I believe every artist has those moments where they doubt themselves and their abilities. For me, I went through years of self-doubt, which hindered my artistic progression. I was so engulfed in the work of other artist, whom I felt had triple the amount of talent that I could ever imagine possing. Why did I compare myself? I wanted the work I created to be just as good (or better) than I was putting out into the world. However, I wasn’t getting those results and I become dissapointed and hopeless. I expected greatness with little to no effort.
Looking back I realize how ridiculous I was for repeatedly whining because I wasn’t as good as the next guy. All I can do now is laugh at my past but also be thankful for where I am now. A while back I asked an artist I admired what words of wisdom he could offer for a uninspired young artist, and this stood out to me,
"….deep down I always believe that my art has purpose, a place in the world and an influence on people."
After reading that again tonight I am ready for a new challenge. So I have decided to start over. I’m going to give myself the chance that I didn’t allow myself to have when I was younger: to create.
Thirty minutes or so till midnight, I laid in bed dissappointed. I was dissapointed in myself for not taking advantage of my weekend; the only free time I have since starting my full-time internship two weeks ago. For as long as I can recall, I’ve always been an introvert and have grown accustomed to enjoying my own company. I don’t have a problem with being a loner, on the contrary I believe everyone should be able to enjoy their own company instead of relying on others for entertainment. The problem I was fighting internally was allowing my habit of staying at home to become a reason for not taking part in any activities. Why have I grown so accustomed too a life of a hermit? I’m a twenty-three year old, who has just returned from a mindblowing trip overseas, doing the same shit I had been doing before then..nothing.

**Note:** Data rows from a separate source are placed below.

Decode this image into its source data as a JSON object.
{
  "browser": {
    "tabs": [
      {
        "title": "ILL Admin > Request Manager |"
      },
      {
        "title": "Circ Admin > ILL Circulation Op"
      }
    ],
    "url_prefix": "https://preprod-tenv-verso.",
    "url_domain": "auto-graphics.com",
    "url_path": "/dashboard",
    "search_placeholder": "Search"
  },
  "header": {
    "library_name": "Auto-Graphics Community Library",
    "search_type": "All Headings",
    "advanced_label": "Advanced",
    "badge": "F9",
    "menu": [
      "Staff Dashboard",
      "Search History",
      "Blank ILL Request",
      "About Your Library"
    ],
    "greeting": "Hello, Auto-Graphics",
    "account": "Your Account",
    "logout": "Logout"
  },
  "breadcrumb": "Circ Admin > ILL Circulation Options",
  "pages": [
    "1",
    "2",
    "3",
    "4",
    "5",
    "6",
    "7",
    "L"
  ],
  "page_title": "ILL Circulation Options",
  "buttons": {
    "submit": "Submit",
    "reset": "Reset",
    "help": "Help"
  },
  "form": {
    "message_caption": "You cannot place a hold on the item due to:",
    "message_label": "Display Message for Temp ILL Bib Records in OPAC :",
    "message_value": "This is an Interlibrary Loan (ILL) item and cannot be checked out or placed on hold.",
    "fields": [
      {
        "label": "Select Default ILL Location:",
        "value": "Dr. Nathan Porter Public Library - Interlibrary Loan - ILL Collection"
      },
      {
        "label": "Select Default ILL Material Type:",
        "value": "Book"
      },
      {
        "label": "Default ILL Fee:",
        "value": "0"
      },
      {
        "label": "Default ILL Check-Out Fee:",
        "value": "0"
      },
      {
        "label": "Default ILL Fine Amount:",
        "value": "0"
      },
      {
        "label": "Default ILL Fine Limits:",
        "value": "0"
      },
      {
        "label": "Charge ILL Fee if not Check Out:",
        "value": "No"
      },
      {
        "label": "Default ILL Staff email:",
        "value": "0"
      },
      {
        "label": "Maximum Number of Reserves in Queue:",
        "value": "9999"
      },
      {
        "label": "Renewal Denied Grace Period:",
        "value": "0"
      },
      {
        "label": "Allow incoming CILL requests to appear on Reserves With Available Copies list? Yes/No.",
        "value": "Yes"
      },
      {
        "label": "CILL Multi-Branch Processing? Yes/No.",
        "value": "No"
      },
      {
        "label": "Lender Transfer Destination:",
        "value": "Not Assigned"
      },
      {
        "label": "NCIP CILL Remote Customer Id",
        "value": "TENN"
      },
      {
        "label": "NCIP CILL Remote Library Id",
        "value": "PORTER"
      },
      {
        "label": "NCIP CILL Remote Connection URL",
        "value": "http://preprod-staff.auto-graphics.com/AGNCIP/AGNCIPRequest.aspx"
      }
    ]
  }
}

I started to ask myself, “What do you want in life?” A simple question with a complex answer. At that moment I was unsure because I honestly didn’t know. I had allowed myself to become so immersed in distractions that I walked off my intial path; maybe that was the point. Maybe I was supposed to veer off into a different direction, in order to be put in the position I am now. Do I wish I chose to live my life differently? Never. However, now that I opened myself up to the realization that in order to properly live my life I have to put myself out into the world, I have a strong feeling that I won’t be lost without a purpose for long. So you know what I did? I hopped out of bed, pulled out a pen and paper, and made a list of habits that I wanted to be rid of for the rest of my life. This list consisted of the very reasons I was held back from so much in life and I was not having it anymore! Once I was done, I balled it up and threw it away; just like that.